Das Christentum der ersten Zeit hat ohne große Kirchen und Heiligtümer überlebt und eine enorme Ausstrahlungskraft ent­wickelt, vor allem deshalb, weil es quer durch alle Schichten allen Menschen einen eigenen Wert und eine eigene Würde zugeschrieben hat. Der Satz des Apostel Paulus: »Es gibt nicht mehr Juden und Griechen, nicht mehr Sklaven und Freie, nicht mehr Männer und Frauen, son­dern ihr alle seid einer in Chris­tus« (Gal 3,28) wurde erlebt und erfahren: im Umgang miteinan­der, in der gegenseitigen Unter­stützung und beim gemeinsa­men Mahlhalten. All das gehört unbedingt zusammen.
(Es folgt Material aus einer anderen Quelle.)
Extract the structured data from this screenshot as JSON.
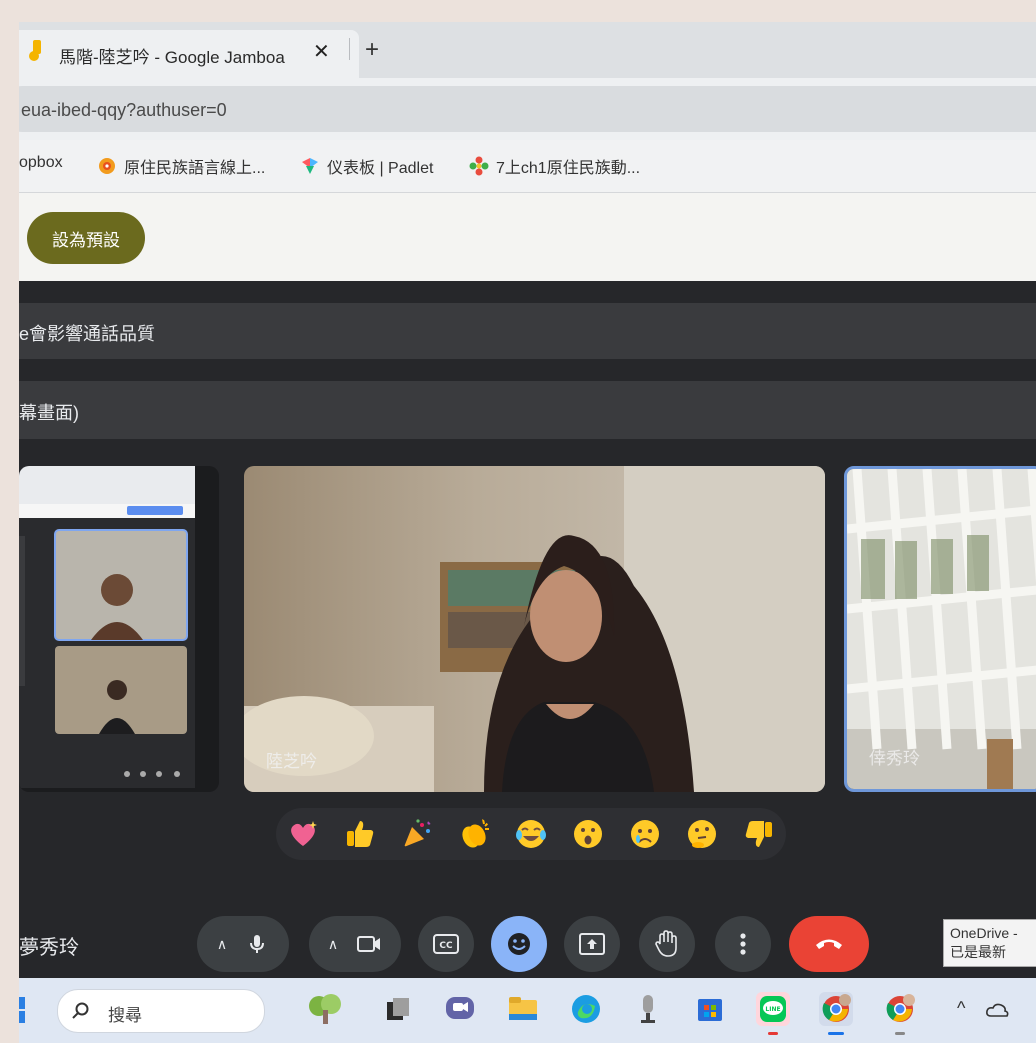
{
  "browser": {
    "tab_title": "馬階-陸芝吟 - Google Jamboa",
    "tab_close": "✕",
    "new_tab": "+",
    "url": "eua-ibed-qqy?authuser=0",
    "bookmarks": [
      {
        "label": "opbox"
      },
      {
        "label": "原住民族語言線上..."
      },
      {
        "label": "仪表板 | Padlet"
      },
      {
        "label": "7上ch1原住民族動..."
      }
    ]
  },
  "page": {
    "default_button": "設為預設"
  },
  "meet": {
    "notice_1": "e會影響通話品質",
    "notice_2": "幕畫面)",
    "participants": [
      {
        "name": "陸芝吟"
      },
      {
        "name": "倖秀玲"
      }
    ],
    "self_name": "夢秀玲",
    "reactions": [
      "sparkling-heart",
      "thumbs-up",
      "party-popper",
      "clapping-hands",
      "tears-of-joy",
      "surprised-face",
      "crying-face",
      "thinking-face",
      "thumbs-down"
    ],
    "controls": [
      "mic",
      "camera",
      "captions",
      "emoji",
      "present",
      "raise-hand",
      "more",
      "end-call"
    ],
    "end_call_color": "#ea4335",
    "emoji_active_color": "#8ab4f8"
  },
  "notification": {
    "line1": "OneDrive -",
    "line2": "已是最新"
  },
  "taskbar": {
    "search_placeholder": "搜尋",
    "tray_chevron": "^"
  }
}
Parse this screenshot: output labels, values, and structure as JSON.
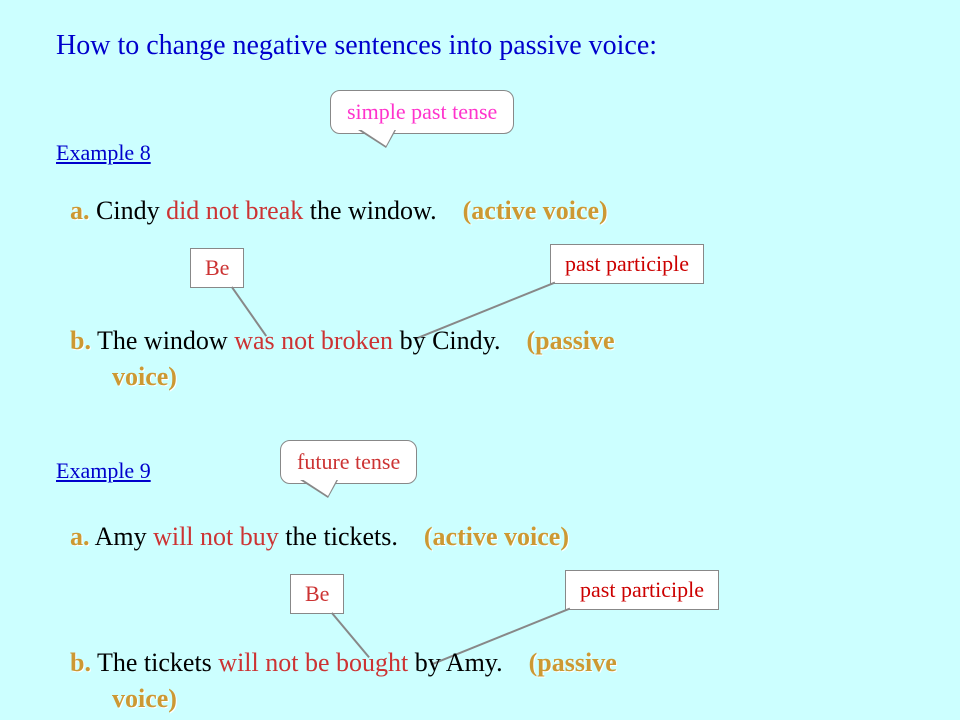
{
  "title": "How to change negative sentences into passive voice:",
  "ex8": {
    "label": "Example 8",
    "tense_callout": "simple past tense",
    "a": {
      "letter": "a.",
      "p1": "Cindy ",
      "p2": "did not break",
      "p3": " the window.",
      "tag": "(active voice)"
    },
    "be_label": "Be",
    "pp_label": "past participle",
    "b": {
      "letter": "b.",
      "p1": "The window ",
      "p2": "was not broken",
      "p3": " by Cindy.",
      "tag": "(passive",
      "tag2": "voice)"
    }
  },
  "ex9": {
    "label": "Example 9",
    "tense_callout": "future tense",
    "a": {
      "letter": "a.",
      "p1": "Amy ",
      "p2": "will not buy",
      "p3": " the tickets.",
      "tag": "(active voice)"
    },
    "be_label": "Be",
    "pp_label": "past participle",
    "b": {
      "letter": "b.",
      "p1": "The tickets ",
      "p2": "will not be bought",
      "p3": " by Amy.",
      "tag": "(passive",
      "tag2": "voice)"
    }
  }
}
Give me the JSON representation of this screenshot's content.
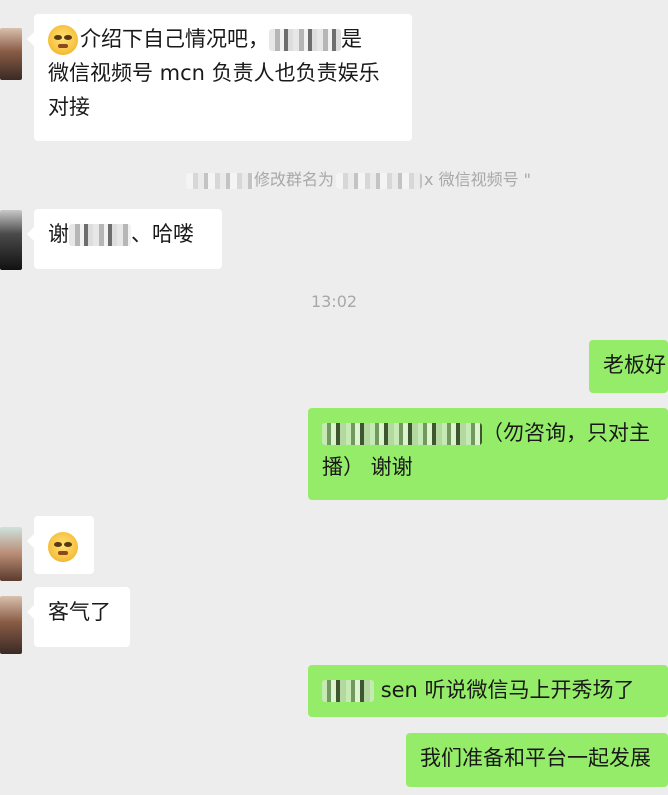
{
  "messages": [
    {
      "side": "incoming",
      "text_1": "介绍下自己情况吧，",
      "text_2": "是",
      "line_2": "微信视频号 mcn 负责人也负责娱乐",
      "line_3": "对接",
      "emoji": "smiling-face-emoji"
    },
    {
      "side": "incoming",
      "text_1": "谢",
      "text_2": "、哈喽"
    },
    {
      "side": "outgoing",
      "text": "老板好"
    },
    {
      "side": "outgoing",
      "text_1": "（勿咨询，只对主",
      "line_2": "播） 谢谢"
    },
    {
      "side": "incoming",
      "emoji": "smiling-face-emoji"
    },
    {
      "side": "incoming",
      "text": "客气了"
    },
    {
      "side": "outgoing",
      "text": "sen 听说微信马上开秀场了"
    },
    {
      "side": "outgoing",
      "text": "我们准备和平台一起发展"
    }
  ],
  "system": {
    "rename_prefix": "修改群名为",
    "rename_suffix": "x 微信视频号 \"",
    "time": "13:02"
  },
  "colors": {
    "background": "#ededed",
    "incoming_bubble": "#ffffff",
    "outgoing_bubble": "#95ec69",
    "system_text": "#a8a8a8"
  }
}
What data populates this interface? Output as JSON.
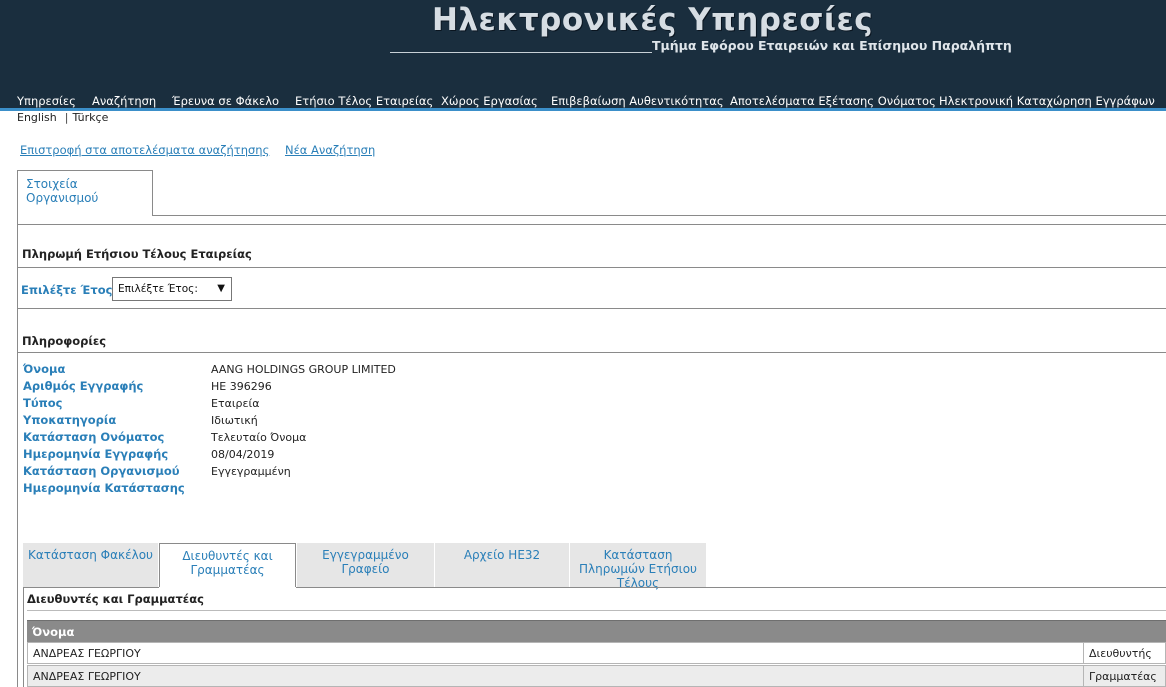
{
  "header": {
    "title": "Ηλεκτρονικές Υπηρεσίες",
    "subtitle": "Τμήμα Εφόρου Εταιρειών και Επίσημου Παραλήπτη"
  },
  "nav": [
    "Υπηρεσίες",
    "Αναζήτηση",
    "Έρευνα σε Φάκελο",
    "Ετήσιο Τέλος Εταιρείας",
    "Χώρος Εργασίας",
    "Επιβεβαίωση Αυθεντικότητας",
    "Αποτελέσματα Εξέτασης Ονόματος",
    "Ηλεκτρονική Καταχώρηση Εγγράφων"
  ],
  "languages": {
    "english": "English",
    "separator": "|",
    "turkish": "Türkçe"
  },
  "links": {
    "back": "Επιστροφή στα αποτελέσματα αναζήτησης",
    "new_search": "Νέα Αναζήτηση"
  },
  "main_tab": "Στοιχεία Οργανισμού",
  "payment": {
    "title": "Πληρωμή Ετήσιου Τέλους Εταιρείας",
    "year_label": "Επιλέξτε Έτος:",
    "year_selected": "Επιλέξτε Έτος:",
    "dropdown_arrow": "▼"
  },
  "info": {
    "title": "Πληροφορίες",
    "rows": [
      {
        "label": "Όνομα",
        "value": "AANG HOLDINGS GROUP LIMITED"
      },
      {
        "label": "Αριθμός Εγγραφής",
        "value": "ΗΕ 396296"
      },
      {
        "label": "Τύπος",
        "value": "Εταιρεία"
      },
      {
        "label": "Υποκατηγορία",
        "value": "Ιδιωτική"
      },
      {
        "label": "Κατάσταση Ονόματος",
        "value": "Τελευταίο Όνομα"
      },
      {
        "label": "Ημερομηνία Εγγραφής",
        "value": "08/04/2019"
      },
      {
        "label": "Κατάσταση Οργανισμού",
        "value": "Εγγεγραμμένη"
      },
      {
        "label": "Ημερομηνία Κατάστασης",
        "value": ""
      }
    ]
  },
  "subtabs": [
    "Κατάσταση Φακέλου",
    "Διευθυντές και Γραμματέας",
    "Εγγεγραμμένο Γραφείο",
    "Αρχείο ΗΕ32",
    "Κατάσταση Πληρωμών Ετήσιου Τέλους"
  ],
  "directors": {
    "title": "Διευθυντές και Γραμματέας",
    "column_name": "Όνομα",
    "rows": [
      {
        "name": "ΑΝΔΡΕΑΣ ΓΕΩΡΓΙΟΥ",
        "role": "Διευθυντής"
      },
      {
        "name": "ΑΝΔΡΕΑΣ ΓΕΩΡΓΙΟΥ",
        "role": "Γραμματέας"
      }
    ]
  }
}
Wie von Gott reden in der Zeit der Pandemie?

Das Evangelium von der Tempelreinigung mitten in der Corona-Pandemie wirft auch die Frage auf, wie wir in dieser Zeit von und mit Gott reden können, was christliche Solidarität heißt und wie wir jetzt den Menschen beistehen. Die Frage, ob, wie und wann Gottesdienst gefeiert werden kann, darf nicht die ein­zige Sorge bleiben, die uns Christinnen und Christen bewegt. Gottes-Dienst geschieht an vielen Orten und auf vielerlei Weise - das kann uns trösten, gerade in diesen Zeiten der Pan­demie, wo vieles nicht möglich ist, anderes aber umso nötiger.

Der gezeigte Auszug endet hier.